Он вдохнул кисло-сладкий запах полировочного воска и опустил взгляд на руку, державшую лопату.
— Ты устроил здесь настоящую помойку, — сказала жена и зацокала языком. — Сколько ты принял?
— Что? А, всего один стакан. Смотри под ноги, крошка. Черт возьми, оставь, Натали утром все уберет. Должна же она заниматься чем-то еще, кроме вытряхивания пепельниц и просмотра дурацких мыльных опер!
Эстель несколько мгновений молча смотрела на него.
— Ты какой-то странный сегодня, Митч. С тобой все в порядке?
— Странный? Чем?
— Озабоченный или встревоженный, не знаю. Если бы дела пошли плохо, ты ведь сказал бы мне?
— Конечно сказал бы.
«Черта с два!» — подумал Гидеон. В последний раз, когда он пытался рассказать ей о трудностях в своем бизнесе, она уснула прямо на нем, продолжая бессмысленно кивать. Казалось, его проблемы больше вообще никого не интересуют. За исключением Карен, двадцатилетней любовницы Гидеона, живущей в Марина-дель-Рее. С ней он не только опять почувствовал себя мальчишкой, но и провел много ночей за разговорами, вместо того чтобы тупо трахаться. У Эстель тоже были любовники, и Митч без труда мог определить, когда к ней присасывался кто-то новый, потому что она каждый раз снова начинала посещать занятия в Оздоровительном клубе Беверли-Хиллз.
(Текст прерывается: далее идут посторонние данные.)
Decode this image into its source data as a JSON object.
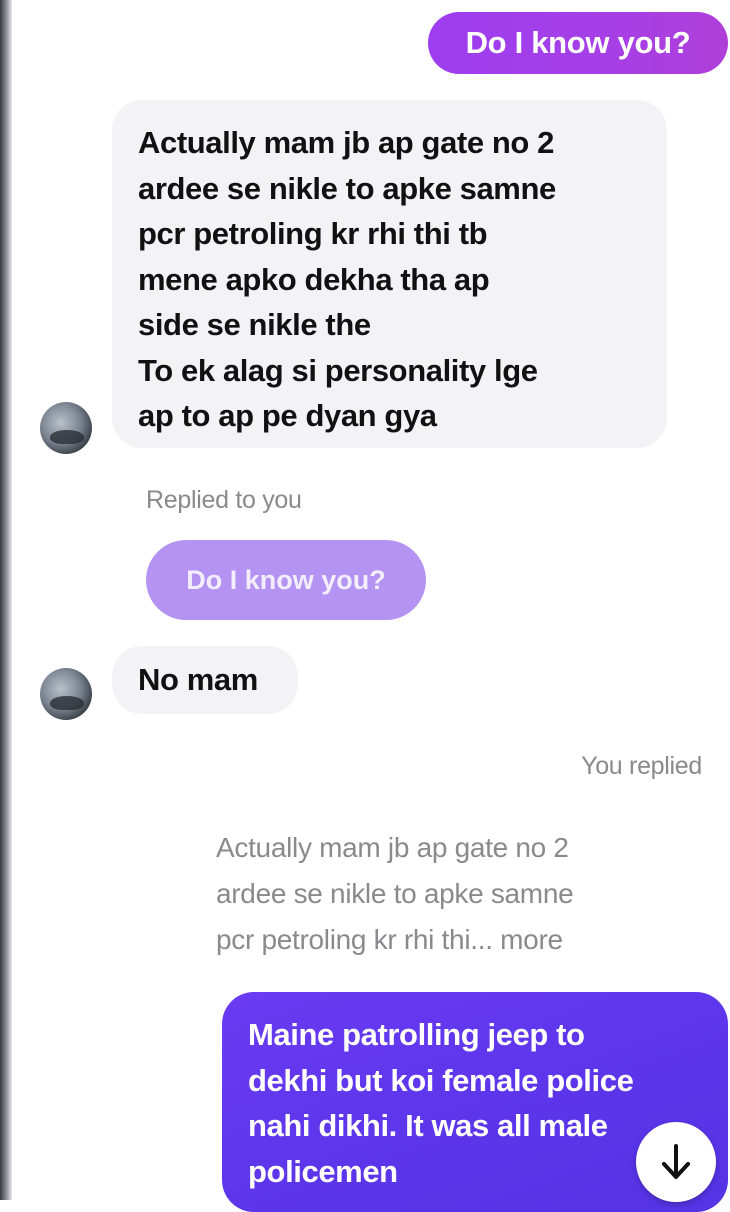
{
  "messages": {
    "outgoing_top": "Do I know you?",
    "incoming_1": {
      "lines": [
        "Actually mam jb ap gate no 2",
        "ardee se nikle to apke samne",
        "pcr petroling kr rhi thi tb",
        "mene apko dekha tha ap",
        "side se nikle the",
        "To ek alag si personality lge",
        "ap to ap pe dyan gya"
      ]
    },
    "replied_label": "Replied to you",
    "quoted_outgoing": "Do I know you?",
    "incoming_2": "No mam",
    "you_replied_label": "You replied",
    "quoted_incoming": {
      "lines": [
        "Actually mam jb ap gate no 2",
        "ardee se nikle to apke samne",
        "pcr petroling kr rhi thi... more"
      ]
    },
    "outgoing_bottom": {
      "lines": [
        "Maine patrolling jeep to",
        "dekhi but koi female police",
        "nahi dikhi. It was all male",
        "policemen"
      ]
    }
  },
  "icons": {
    "avatar": "avatar",
    "scroll_down": "arrow-down-icon"
  },
  "colors": {
    "outgoing_top_bubble": "#a63fe6",
    "outgoing_bottom_bubble": "#5b35ea",
    "incoming_bubble": "#f3f3f6",
    "quoted_outgoing_bubble": "#b493f3",
    "meta_text": "#8a8a8e"
  }
}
Каждый раз это были молодые загорелые красавцы — теннисисты, пляжные бездельники, спасатели. Он не возражал, зная, что у Эстель хватит ума не подпускать их слишком близко к кошельку. Это было полюбовное соглашение: он получал свое, она — свое. В каком-то смысле они даже любили друг друга, пусть даже и не физически. Оставались добрыми друзьями. А бракоразводный процесс встал бы ему поперек горла, поскольку он построил свой бизнес на деньгах ее папаши из Нью-Йорка.
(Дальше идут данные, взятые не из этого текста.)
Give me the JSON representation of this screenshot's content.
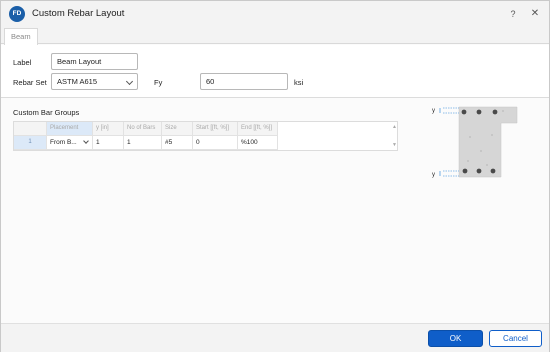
{
  "window": {
    "logo_text": "FD",
    "title": "Custom Rebar Layout",
    "help_glyph": "?",
    "close_glyph": "✕"
  },
  "tabs": [
    {
      "label": "Beam"
    }
  ],
  "form": {
    "label_caption": "Label",
    "label_value": "Beam Layout",
    "rebar_set_caption": "Rebar Set",
    "rebar_set_value": "ASTM A615",
    "fy_caption": "Fy",
    "fy_value": "60",
    "fy_unit": "ksi"
  },
  "groups": {
    "title": "Custom Bar Groups",
    "columns": [
      "Placement",
      "y [in]",
      "No of Bars",
      "Size",
      "Start [[ft, %]]",
      "End [[ft, %]]"
    ],
    "rows": [
      {
        "index": "1",
        "placement": "From B...",
        "y": "1",
        "no_of_bars": "1",
        "size": "#5",
        "start": "0",
        "end": "%100"
      }
    ]
  },
  "diagram": {
    "y_label": "y"
  },
  "footer": {
    "ok_label": "OK",
    "cancel_label": "Cancel"
  },
  "colors": {
    "accent": "#0f5ec9",
    "logo": "#1b5fa8",
    "selection": "#dce9f8",
    "concrete": "#d6d6d6",
    "bar": "#4a4a4a"
  }
}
— Холодно, — сказала Эстель. — Пойдем спать.
— Хорошо, хорошо, иду.
Гидеон стоял неподвижно, спиной чувствуя, как замок Кронстина притягивает его, словно магнит.
— Какая-то жуть! — прошептал он.
— Что еще за жуть, Митч? Ты слышал по радио новости об этом убийце Таракане?
— Нет, не в этом дело. Черт возьми, что случилось с Митци? Вроде бы пора уже нам что-то о ней услышать!
Эстель пожала плечами:
— Собаки иногда убегают.
— Но сторожевые собаки не должны убегать! Я заплатил за эту суку больше трехсот баксов! Ты хочешь сказать, что она сбежала от меня спустя четыре года?
— Тогда, может быть, ее кто-то украл? Я слышала про такое. Похитители собак любят красть доберманов.
— Задницу мою они любят красть! Митци оттяпала бы руку любому, кто попытался бы запихнуть ее в машину! Просто жить в этом долбаном городе стало опасно! Грабители вламываются в дома по всему каньону, вокруг шастают всякие психи вроде этого Таракана, а копы не знают, в какую сторону смотреть.
Его глаза потемнели.
— А ты помнишь, что случилось в замке Кронстина?
— Это было одиннадцать лет назад, — напомнила она.
— Одиннадцать лет или одиннадцать минут, но это ведь все равно произошло. Господи, я должен все разузнать! Я видел тело этого старика... то, что от него осталось.